Contenu éditorial simple : 14-18 Marseille dans la Grande Guerre

Une publication des Archives municipales de Marseille, 2014, 141 pages

 

Dans le flot des publications que suscite le centenaire de la Première Guerre mondiale, cet ouvrage est particulier : il fait voir le conflit à partir de Marseille et il apporte un point de vue neuf sur des aspects encore très mal connus.
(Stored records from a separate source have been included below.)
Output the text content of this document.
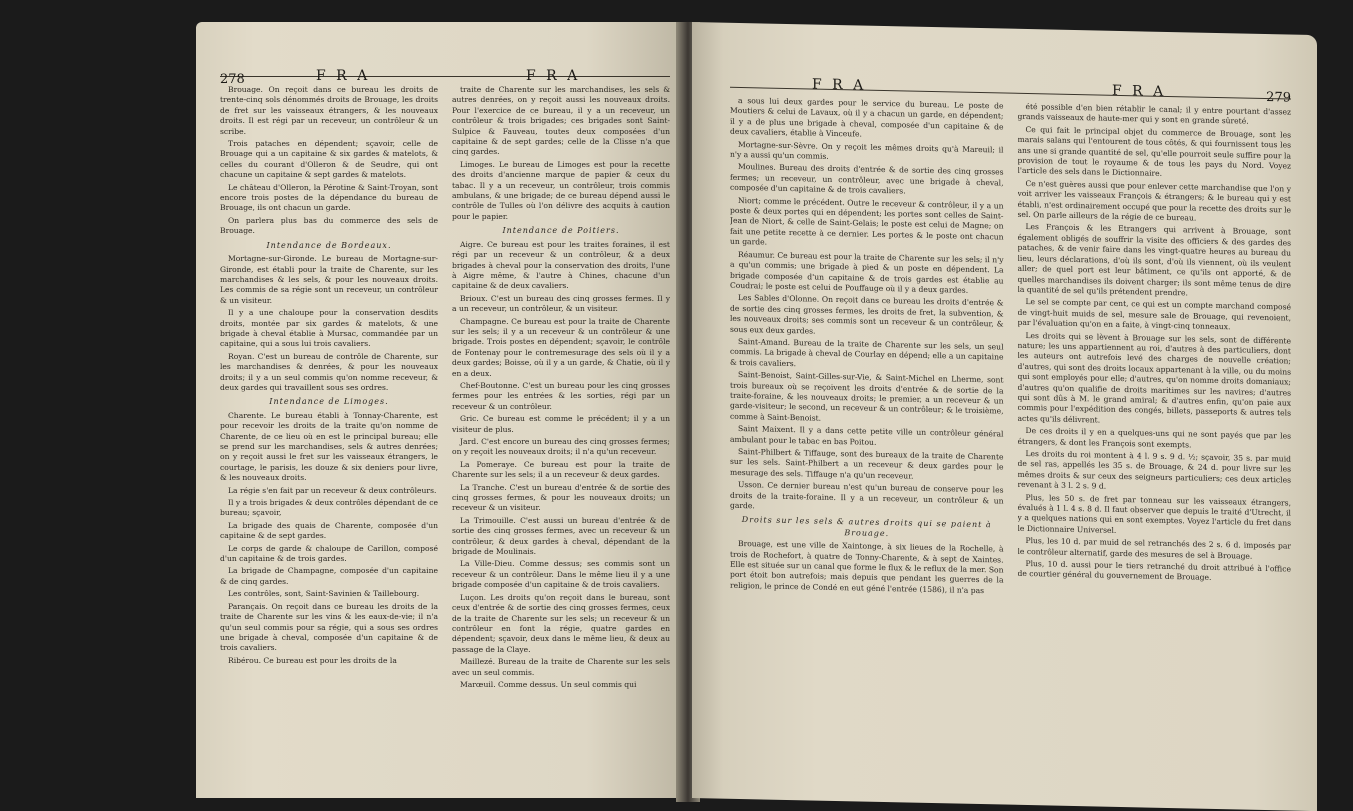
278	F R A	F R A

Brouage. On reçoit dans ce bureau les droits de trente-cinq sols dénommés droits de Brouage, les droits de fret sur les vaisseaux étrangers, & les nouveaux droits. Il est régi par un receveur, un contrôleur & un scribe.

Trois pataches en dépendent; sçavoir, celle de Brouage qui a un capitaine & six gardes & matelots, & celles du courant d'Olleron & de Seudre, qui ont chacune un capitaine & sept gardes & matelots.

Le château d'Olleron, la Pérotine & Saint-Troyan, sont encore trois postes de la dépendance du bureau de Brouage, ils ont chacun un garde.

On parlera plus bas du commerce des sels de Brouage.

Intendance de Bordeaux.

Mortagne-sur-Gironde. Le bureau de Mortagne-sur-Gironde, est établi pour la traite de Charente, sur les marchandises & les sels, & pour les nouveaux droits. Les commis de sa régie sont un receveur, un contrôleur & un visiteur.

Il y a une chaloupe pour la conservation desdits droits, montée par six gardes & matelots, & une brigade à cheval établie à Mursac, commandée par un capitaine, qui a sous lui trois cavaliers.

Royan. C'est un bureau de contrôle de Charente, sur les marchandises & denrées, & pour les nouveaux droits; il y a un seul commis qu'on nomme receveur, & deux gardes qui travaillent sous ses ordres.

Intendance de Limoges.

Charente. Le bureau établi à Tonnay-Charente, est pour recevoir les droits de la traite qu'on nomme de Charente, de ce lieu où en est le principal bureau; elle se prend sur les marchandises, sels & autres denrées; on y reçoit aussi le fret sur les vaisseaux étrangers, le courtage, le parisis, les douze & six deniers pour livre, & les nouveaux droits.

La régie s'en fait par un receveur & deux contrôleurs.

Il y a trois brigades & deux contrôles dépendant de ce bureau; sçavoir,

La brigade des quais de Charente, composée d'un capitaine & de sept gardes.

Le corps de garde & chaloupe de Carillon, composé d'un capitaine & de trois gardes.

La brigade de Champagne, composée d'un capitaine & de cinq gardes.

Les contrôles, sont, Saint-Savinien & Taillebourg.

Parançais. On reçoit dans ce bureau les droits de la traite de Charente sur les vins & les eaux-de-vie; il n'a qu'un seul commis pour sa régie, qui a sous ses ordres une brigade à cheval, composée d'un capitaine & de trois cavaliers.

Ribérou. Ce bureau est pour les droits de la

traite de Charente sur les marchandises, les sels & autres denrées, on y reçoit aussi les nouveaux droits. Pour l'exercice de ce bureau, il y a un receveur, un contrôleur & trois brigades; ces brigades sont Saint-Sulpice & Fauveau, toutes deux composées d'un capitaine & de sept gardes; celle de la Clisse n'a que cinq gardes.

Limoges. Le bureau de Limoges est pour la recette des droits d'ancienne marque de papier & ceux du tabac. Il y a un receveur, un contrôleur, trois commis ambulans, & une brigade; de ce bureau dépend aussi le contrôle de Tulles où l'on délivre des acquits à caution pour le papier.

Intendance de Poitiers.

Aigre. Ce bureau est pour les traites foraines, il est régi par un receveur & un contrôleur, & a deux brigades à cheval pour la conservation des droits, l'une à Aigre même, & l'autre à Chines, chacune d'un capitaine & de deux cavaliers.

Brioux. C'est un bureau des cinq grosses fermes. Il y a un receveur, un contrôleur, & un visiteur.

Champagne. Ce bureau est pour la traite de Charente sur les sels; il y a un receveur & un contrôleur & une brigade. Trois postes en dépendent; sçavoir, le contrôle de Fontenay pour le contremesurage des sels où il y a deux gardes; Boisse, où il y a un garde, & Chatie, où il y en a deux.

Chef-Boutonne. C'est un bureau pour les cinq grosses fermes pour les entrées & les sorties, régi par un receveur & un contrôleur.

Gric. Ce bureau est comme le précédent; il y a un visiteur de plus.

Jard. C'est encore un bureau des cinq grosses fermes; on y reçoit les nouveaux droits; il n'a qu'un receveur.

La Pomeraye. Ce bureau est pour la traite de Charente sur les sels; il a un receveur & deux gardes.

La Tranche. C'est un bureau d'entrée & de sortie des cinq grosses fermes, & pour les nouveaux droits; un receveur & un visiteur.

La Trimouille. C'est aussi un bureau d'entrée & de sortie des cinq grosses fermes, avec un receveur & un contrôleur, & deux gardes à cheval, dépendant de la brigade de Moulinais.

La Ville-Dieu. Comme dessus; ses commis sont un receveur & un contrôleur. Dans le même lieu il y a une brigade composée d'un capitaine & de trois cavaliers.

Luçon. Les droits qu'on reçoit dans le bureau, sont ceux d'entrée & de sortie des cinq grosses fermes, ceux de la traite de Charente sur les sels; un receveur & un contrôleur en font la régie, quatre gardes en dépendent; sçavoir, deux dans le même lieu, & deux au passage de la Claye.

Maillezé. Bureau de la traite de Charente sur les sels avec un seul commis.

Marœuil. Comme dessus. Un seul commis qui

F R A	F R A	279

a sous lui deux gardes pour le service du bureau. Le poste de Moutiers & celui de Lavaux, où il y a chacun un garde, en dépendent; il y a de plus une brigade à cheval, composée d'un capitaine & de deux cavaliers, établie à Vinceufe.

Mortagne-sur-Sèvre. On y reçoit les mêmes droits qu'à Mareuil; il n'y a aussi qu'un commis.

Moulines. Bureau des droits d'entrée & de sortie des cinq grosses fermes; un receveur, un contrôleur, avec une brigade à cheval, composée d'un capitaine & de trois cavaliers.

Niort; comme le précédent. Outre le receveur & contrôleur, il y a un poste & deux portes qui en dépendent; les portes sont celles de Saint-Jean de Niort, & celle de Saint-Gelais; le poste est celui de Magne; on fait une petite recette à ce dernier. Les portes & le poste ont chacun un garde.

Réaumur. Ce bureau est pour la traite de Charente sur les sels; il n'y a qu'un commis; une brigade à pied & un poste en dépendent. La brigade composée d'un capitaine & de trois gardes est établie au Coudrai; le poste est celui de Pouffauge où il y a deux gardes.

Les Sables d'Olonne. On reçoit dans ce bureau les droits d'entrée & de sortie des cinq grosses fermes, les droits de fret, la subvention, & les nouveaux droits; ses commis sont un receveur & un contrôleur, & sous eux deux gardes.

Saint-Amand. Bureau de la traite de Charente sur les sels, un seul commis. La brigade à cheval de Courlay en dépend; elle a un capitaine & trois cavaliers.

Saint-Benoist, Saint-Gilles-sur-Vie, & Saint-Michel en Lherme, sont trois bureaux où se reçoivent les droits d'entrée & de sortie de la traite-foraine, & les nouveaux droits; le premier, a un receveur & un garde-visiteur; le second, un receveur & un contrôleur; & le troisième, comme à Saint-Benoist.

Saint Maixent. Il y a dans cette petite ville un contrôleur général ambulant pour le tabac en bas Poitou.

Saint-Philbert & Tiffauge, sont des bureaux de la traite de Charente sur les sels. Saint-Philbert a un receveur & deux gardes pour le mesurage des sels. Tiffauge n'a qu'un receveur.

Usson. Ce dernier bureau n'est qu'un bureau de conserve pour les droits de la traite-foraine. Il y a un receveur, un contrôleur & un garde.

Droits sur les sels & autres droits qui se paient à Brouage.

Brouage, est une ville de Xaintonge, à six lieues de la Rochelle, à trois de Rochefort, à quatre de Tonny-Charente, & à sept de Xaintes. Elle est située sur un canal que forme le flux & le reflux de la mer. Son port étoit bon autrefois; mais depuis que pendant les guerres de la religion, le prince de Condé en eut géné l'entrée (1586), il n'a pas

été possible d'en bien rétablir le canal; il y entre pourtant d'assez grands vaisseaux de haute-mer qui y sont en grande sûreté.

Ce qui fait le principal objet du commerce de Brouage, sont les marais salans qui l'entourent de tous côtés, & qui fournissent tous les ans une si grande quantité de sel, qu'elle pourroit seule suffire pour la provision de tout le royaume & de tous les pays du Nord. Voyez l'article des sels dans le Dictionnaire.

Ce n'est guères aussi que pour enlever cette marchandise que l'on y voit arriver les vaisseaux François & étrangers; & le bureau qui y est établi, n'est ordinairement occupé que pour la recette des droits sur le sel. On parle ailleurs de la régie de ce bureau.

Les François & les Etrangers qui arrivent à Brouage, sont également obligés de souffrir la visite des officiers & des gardes des pataches, & de venir faire dans les vingt-quatre heures au bureau du lieu, leurs déclarations, d'où ils sont, d'où ils viennent, où ils veulent aller; de quel port est leur bâtiment, ce qu'ils ont apporté, & de quelles marchandises ils doivent charger; ils sont même tenus de dire la quantité de sel qu'ils prétendent prendre.

Le sel se compte par cent, ce qui est un compte marchand composé de vingt-huit muids de sel, mesure sale de Brouage, qui revenoient, par l'évaluation qu'on en a faite, à vingt-cinq tonneaux.

Les droits qui se lèvent à Brouage sur les sels, sont de différente nature; les uns appartiennent au roi, d'autres à des particuliers, dont les auteurs ont autrefois levé des charges de nouvelle création; d'autres, qui sont des droits locaux appartenant à la ville, ou du moins qui sont employés pour elle; d'autres, qu'on nomme droits domaniaux; d'autres qu'on qualifie de droits maritimes sur les navires; d'autres qui sont dûs à M. le grand amiral; & d'autres enfin, qu'on paie aux commis pour l'expédition des congés, billets, passeports & autres tels actes qu'ils délivrent.

De ces droits il y en a quelques-uns qui ne sont payés que par les étrangers, & dont les François sont exempts.

Les droits du roi montent à 4 l. 9 s. 9 d. ½; sçavoir, 35 s. par muid de sel ras, appellés les 35 s. de Brouage, & 24 d. pour livre sur les mêmes droits & sur ceux des seigneurs particuliers; ces deux articles revenant à 3 l. 2 s. 9 d.

Plus, les 50 s. de fret par tonneau sur les vaisseaux étrangers, évalués à 1 l. 4 s. 8 d. Il faut observer que depuis le traité d'Utrecht, il y a quelques nations qui en sont exemptes. Voyez l'article du fret dans le Dictionnaire Universel.

Plus, les 10 d. par muid de sel retranchés des 2 s. 6 d. imposés par le contrôleur alternatif, garde des mesures de sel à Brouage.

Plus, 10 d. aussi pour le tiers retranché du droit attribué à l'office de courtier général du gouvernement de Brouage.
Les auteurs, historiens et archivistes, mettent en lumière des documents totalement inédits que leur expertise croisée permet de déchiffrer. L'abondante iconographie originale, issue principalement d'archives familiales et privées généreusement offertes par des donateurs, donne une valeur unique à cette publication.

Marseille, ville de l'arrière certes mais d'un arrière atypique. Si les combats ne se déroulent pas sur son sol, elle subit la guerre et en voit concrètement les effets. Des troupes de tous les pays alliés débarquent dans son port et traversent ses artères avant de monter au front, d'autres partent combattre en Orient, des soldats blessés de tous les continents viennent s'y faire soigner ou parfois y meurent, des prisonniers travaillent dans ses chantiers. Tandis que des milliers des leurs tombent dans les combats ou en reviennent mutilés, les Marseillais savent montrer leur sens de la solidarité, pour les soldats, mais aussi pour les réfugiés qui affluent dans la cité, comme pour la ville martyr d'Arras qu'ils vont aider à reconstruire.

L'ouvrage s'attache également au parcours de différents Marseillais, aussi bien sur le front occidental que sur le front d'Orient, comme Frédéric Chevillon, Siméon Flaissières, François Charles Roux, Charles Bergasse, Jean-Baptiste Rocca, Laurent Paul ou Jean Bouin, envoyé dans les Vosges dès août 1914 et tué aux environs de Xivray le 29 septembre. La censure, la propagande, le passage des troupes coloniales, le ravitaillement et les questions aéronautiques sont également évoquées, de même que les cimetières et monuments aux morts, ainsi que la figure de Jean Norton Cru, dont les Archives municipales de Marseille conservent les documents privés.